The FDA today granted premarket approval to Xvivo Perfusion for its Xvivo Perfusion system with Steen solution perfusate intended to temporarily ventilate, oxygenate and pump preservation solution through lungs intended for transplantation procedures.
The system is designed for use with lungs initially thought to be unacceptable for transplant, and allows a transplant team to perform a careful assessment of lung function to better understand how they work when they are perfused with a solution to assess their viability for transplantation, according to an FDA release.
The Xvivo system won initial approval through an FDA humanitarian device exemption in 2014, according to the release.
The FDA said that on average, only 15% of lungs obtained from deceased donors are suitable for transplantation due to the questionable physiological function of a large number of donor lungs due to poor lung quality or possible injury, or an inadequate amount of time to find a suitable donor-recipient match.
“Sadly, too many patients on transplant lists die waiting for suitable lungs. Providing patients with access to safe medical devices that have the potential to be lifesaving remains a top FDA priority, and we support the development of innovative technologies that can increase the donor organ pool for transplant patients in need of suitable lungs,” FDA CDRH Division of Reproductive, Gastro-renal, Urological Devices director Benjamin Fisher said in a press release.

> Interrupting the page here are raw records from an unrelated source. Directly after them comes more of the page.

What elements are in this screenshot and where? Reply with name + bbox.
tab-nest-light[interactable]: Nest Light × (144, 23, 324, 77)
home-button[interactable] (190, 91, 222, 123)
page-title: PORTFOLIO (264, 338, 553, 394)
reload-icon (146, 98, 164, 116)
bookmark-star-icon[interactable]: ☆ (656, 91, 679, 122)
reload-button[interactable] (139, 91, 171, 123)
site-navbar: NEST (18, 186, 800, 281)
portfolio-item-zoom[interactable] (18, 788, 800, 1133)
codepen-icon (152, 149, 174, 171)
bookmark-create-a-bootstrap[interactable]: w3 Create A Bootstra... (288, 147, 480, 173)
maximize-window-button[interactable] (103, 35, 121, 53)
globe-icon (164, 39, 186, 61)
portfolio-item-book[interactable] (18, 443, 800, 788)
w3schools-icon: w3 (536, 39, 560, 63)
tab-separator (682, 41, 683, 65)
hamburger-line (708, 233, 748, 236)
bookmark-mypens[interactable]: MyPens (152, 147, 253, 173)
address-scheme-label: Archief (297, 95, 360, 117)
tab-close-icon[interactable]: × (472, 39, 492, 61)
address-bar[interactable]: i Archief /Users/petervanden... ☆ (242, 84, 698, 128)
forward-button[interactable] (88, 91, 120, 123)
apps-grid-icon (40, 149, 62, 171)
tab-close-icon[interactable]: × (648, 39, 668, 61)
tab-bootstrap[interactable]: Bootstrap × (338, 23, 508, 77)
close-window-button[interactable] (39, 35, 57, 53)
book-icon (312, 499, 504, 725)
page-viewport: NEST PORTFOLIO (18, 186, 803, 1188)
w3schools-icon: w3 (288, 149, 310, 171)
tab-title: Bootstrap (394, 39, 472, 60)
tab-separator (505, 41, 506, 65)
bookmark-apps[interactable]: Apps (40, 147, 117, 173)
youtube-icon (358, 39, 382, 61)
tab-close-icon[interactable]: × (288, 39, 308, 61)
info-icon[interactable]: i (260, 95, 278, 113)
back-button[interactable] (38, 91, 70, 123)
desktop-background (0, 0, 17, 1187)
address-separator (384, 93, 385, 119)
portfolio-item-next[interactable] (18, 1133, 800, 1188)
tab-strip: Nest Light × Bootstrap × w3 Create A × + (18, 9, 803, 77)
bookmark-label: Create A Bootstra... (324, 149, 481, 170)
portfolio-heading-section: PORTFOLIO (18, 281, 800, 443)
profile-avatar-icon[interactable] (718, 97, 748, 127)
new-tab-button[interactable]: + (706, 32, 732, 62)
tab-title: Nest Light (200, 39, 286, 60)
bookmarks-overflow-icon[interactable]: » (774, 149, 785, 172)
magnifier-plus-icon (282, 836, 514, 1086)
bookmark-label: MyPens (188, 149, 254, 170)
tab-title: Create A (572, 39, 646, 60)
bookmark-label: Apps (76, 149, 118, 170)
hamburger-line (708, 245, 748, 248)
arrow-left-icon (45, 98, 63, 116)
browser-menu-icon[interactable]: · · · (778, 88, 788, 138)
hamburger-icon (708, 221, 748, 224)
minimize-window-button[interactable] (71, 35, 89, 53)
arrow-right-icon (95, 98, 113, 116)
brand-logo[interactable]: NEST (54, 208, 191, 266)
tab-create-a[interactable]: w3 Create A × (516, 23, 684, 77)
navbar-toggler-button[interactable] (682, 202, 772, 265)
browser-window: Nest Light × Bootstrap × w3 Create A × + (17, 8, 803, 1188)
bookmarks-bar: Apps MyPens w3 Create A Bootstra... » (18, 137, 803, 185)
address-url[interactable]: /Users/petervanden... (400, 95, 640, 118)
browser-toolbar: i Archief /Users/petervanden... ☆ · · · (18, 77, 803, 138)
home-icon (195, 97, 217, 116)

The Xvivo system operates by allowing marginal quality lungs which initially failed to meet standard transplant criteria to be ventilated, oxygenated and perfused at a standard normal body temperature for up to five hours. Surgeons can then reassess transplant suitability, which allows for the transplantation of a certain percentage of lungs initially deemed to be unsuitable.
The system consists of a perfusion cart with mechanical and electrical components to ventilate, oxygenate and perfuse the lungs with a lung preservation solution.
Approval of the device came from data from a study involving 332 sets of donor lungs. Lungs in the study were split into three groups: a control group of lungs deemed suitable for transplant provided to 116 individuals after standard preservation; a group of lungs initially deemed unsuitable for transplant that after perfusion with the system were implanted into 110 patients; and a third group that were perfused by the system and still deemed not suitable for implant.
Data indicated a one-year survival rate of 94% in the control group compared to 86.4% for the lung perfusion patients, with rate differences deemed to be not clinically significant, the FDA said.
The most common adverse events associated with the device included acute rejection, bronchial complications, respiratory failure and infections, according to the release.